ECLI:NL:RBDHA:2019:1812
Rechtbank Den Haag
- Voorlopige voorziening+bodemzaak
- Rechtspraak.nl
Afwijzing asielaanvraag op grond van bloedwraak en veilig land van herkomst
In deze zaak heeft de Rechtbank Den Haag op 8 februari 2019 uitspraak gedaan in een asielprocedure waarbij de eiser, een Albanese nationaliteit, een verblijfsvergunning asiel had aangevraagd. De aanvraag werd door de staatssecretaris van Justitie en Veiligheid afgewezen als kennelijk ongegrond, omdat de vrezen voor bloedwraak niet geloofwaardig werden geacht. Eiser had aangevoerd dat hij niet naar Albanië kon terugkeren vanwege de dreiging van bloedwraak, maar de rechtbank oordeelde dat de staatssecretaris voldoende had gemotiveerd dat deze vrees niet aannemelijk was. De rechtbank overwoog dat de staatssecretaris terecht had verwezen naar het ongeloofwaardig geachte asielrelaas van de broer van eiser, en dat dit van invloed was op de geloofwaardigheid van eisers eigen relaas.
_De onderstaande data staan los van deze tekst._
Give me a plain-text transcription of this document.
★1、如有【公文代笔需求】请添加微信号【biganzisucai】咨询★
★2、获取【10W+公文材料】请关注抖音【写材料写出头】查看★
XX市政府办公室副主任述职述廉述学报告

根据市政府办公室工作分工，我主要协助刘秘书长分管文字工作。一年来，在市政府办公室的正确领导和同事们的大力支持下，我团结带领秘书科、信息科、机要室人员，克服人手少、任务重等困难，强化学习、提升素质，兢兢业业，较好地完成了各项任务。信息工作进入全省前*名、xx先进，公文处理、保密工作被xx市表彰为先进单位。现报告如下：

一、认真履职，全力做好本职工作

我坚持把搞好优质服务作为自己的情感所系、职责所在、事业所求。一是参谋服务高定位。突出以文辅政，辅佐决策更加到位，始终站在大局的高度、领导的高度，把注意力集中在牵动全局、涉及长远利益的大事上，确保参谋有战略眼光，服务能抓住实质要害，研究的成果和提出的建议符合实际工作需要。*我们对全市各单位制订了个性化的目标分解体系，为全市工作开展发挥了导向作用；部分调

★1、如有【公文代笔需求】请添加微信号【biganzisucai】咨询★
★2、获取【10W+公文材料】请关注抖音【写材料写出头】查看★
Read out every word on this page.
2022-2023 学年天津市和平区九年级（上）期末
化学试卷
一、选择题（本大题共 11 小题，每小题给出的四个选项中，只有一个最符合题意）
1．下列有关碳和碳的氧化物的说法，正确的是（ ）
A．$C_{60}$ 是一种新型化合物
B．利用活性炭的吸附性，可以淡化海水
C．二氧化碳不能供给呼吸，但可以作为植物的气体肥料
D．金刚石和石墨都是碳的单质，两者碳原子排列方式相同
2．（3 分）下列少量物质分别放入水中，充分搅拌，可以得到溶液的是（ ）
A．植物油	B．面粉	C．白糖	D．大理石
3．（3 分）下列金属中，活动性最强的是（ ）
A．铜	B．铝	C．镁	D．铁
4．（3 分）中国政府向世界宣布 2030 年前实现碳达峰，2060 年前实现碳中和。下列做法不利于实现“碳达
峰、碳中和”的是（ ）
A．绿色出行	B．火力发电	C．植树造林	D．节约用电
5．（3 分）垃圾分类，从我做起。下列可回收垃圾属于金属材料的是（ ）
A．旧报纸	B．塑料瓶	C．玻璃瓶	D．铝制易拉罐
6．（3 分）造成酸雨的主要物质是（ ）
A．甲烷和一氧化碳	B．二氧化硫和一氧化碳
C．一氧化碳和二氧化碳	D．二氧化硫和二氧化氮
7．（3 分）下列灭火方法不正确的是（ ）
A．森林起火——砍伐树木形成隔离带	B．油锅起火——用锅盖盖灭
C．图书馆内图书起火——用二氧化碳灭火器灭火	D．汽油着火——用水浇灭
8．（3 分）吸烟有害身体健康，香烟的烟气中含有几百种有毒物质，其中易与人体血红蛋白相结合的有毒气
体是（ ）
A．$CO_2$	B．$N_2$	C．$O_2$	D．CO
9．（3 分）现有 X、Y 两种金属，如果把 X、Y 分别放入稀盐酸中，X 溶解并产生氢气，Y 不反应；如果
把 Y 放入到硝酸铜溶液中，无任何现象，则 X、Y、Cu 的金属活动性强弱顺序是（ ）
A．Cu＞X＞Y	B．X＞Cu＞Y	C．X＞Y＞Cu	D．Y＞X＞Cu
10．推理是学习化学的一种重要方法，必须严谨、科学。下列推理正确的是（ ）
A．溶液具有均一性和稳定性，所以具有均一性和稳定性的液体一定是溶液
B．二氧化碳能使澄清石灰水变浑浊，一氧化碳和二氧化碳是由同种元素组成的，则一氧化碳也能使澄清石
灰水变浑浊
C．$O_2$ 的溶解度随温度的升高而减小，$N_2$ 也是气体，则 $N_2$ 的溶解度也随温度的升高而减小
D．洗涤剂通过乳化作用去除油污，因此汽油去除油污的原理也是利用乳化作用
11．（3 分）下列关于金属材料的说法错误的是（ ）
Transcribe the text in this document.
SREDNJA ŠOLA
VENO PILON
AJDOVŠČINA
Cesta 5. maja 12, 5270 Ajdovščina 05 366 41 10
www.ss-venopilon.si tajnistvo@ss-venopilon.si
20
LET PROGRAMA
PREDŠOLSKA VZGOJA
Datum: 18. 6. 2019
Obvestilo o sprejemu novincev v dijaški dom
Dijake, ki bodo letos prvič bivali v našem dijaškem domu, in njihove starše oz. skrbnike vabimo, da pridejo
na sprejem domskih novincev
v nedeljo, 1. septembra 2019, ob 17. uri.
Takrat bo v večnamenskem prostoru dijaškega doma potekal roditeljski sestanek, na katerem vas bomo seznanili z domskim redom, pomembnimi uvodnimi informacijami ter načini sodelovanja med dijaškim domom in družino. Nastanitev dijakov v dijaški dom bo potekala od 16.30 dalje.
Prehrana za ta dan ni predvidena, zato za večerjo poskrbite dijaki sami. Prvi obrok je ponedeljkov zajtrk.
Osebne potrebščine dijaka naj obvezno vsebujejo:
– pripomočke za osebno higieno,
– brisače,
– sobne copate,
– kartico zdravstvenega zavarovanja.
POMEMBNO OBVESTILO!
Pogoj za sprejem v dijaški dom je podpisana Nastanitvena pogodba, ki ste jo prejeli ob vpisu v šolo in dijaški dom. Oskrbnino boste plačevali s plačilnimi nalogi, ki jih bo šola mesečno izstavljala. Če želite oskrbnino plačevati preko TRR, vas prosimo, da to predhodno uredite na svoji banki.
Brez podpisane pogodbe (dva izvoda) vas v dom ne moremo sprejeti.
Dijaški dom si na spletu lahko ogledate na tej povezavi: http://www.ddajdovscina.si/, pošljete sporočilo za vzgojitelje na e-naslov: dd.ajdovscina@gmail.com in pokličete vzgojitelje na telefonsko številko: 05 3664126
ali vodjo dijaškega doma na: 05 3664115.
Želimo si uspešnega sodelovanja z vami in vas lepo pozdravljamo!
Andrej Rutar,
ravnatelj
Eiser had geen concrete aanknopingspunten kunnen geven voor zijn vrees, en de rechtbank concludeerde dat Albanië als veilig land van herkomst kon worden beschouwd. De rechtbank verklaarde het beroep ongegrond en er was geen aanleiding voor een proceskostenveroordeling. De uitspraak werd openbaar gedaan en er werd een rechtsmiddel tegen de uitspraak aangegeven, waarbij hoger beroep mogelijk was bij de Afdeling bestuursrechtspraak van de Raad van State.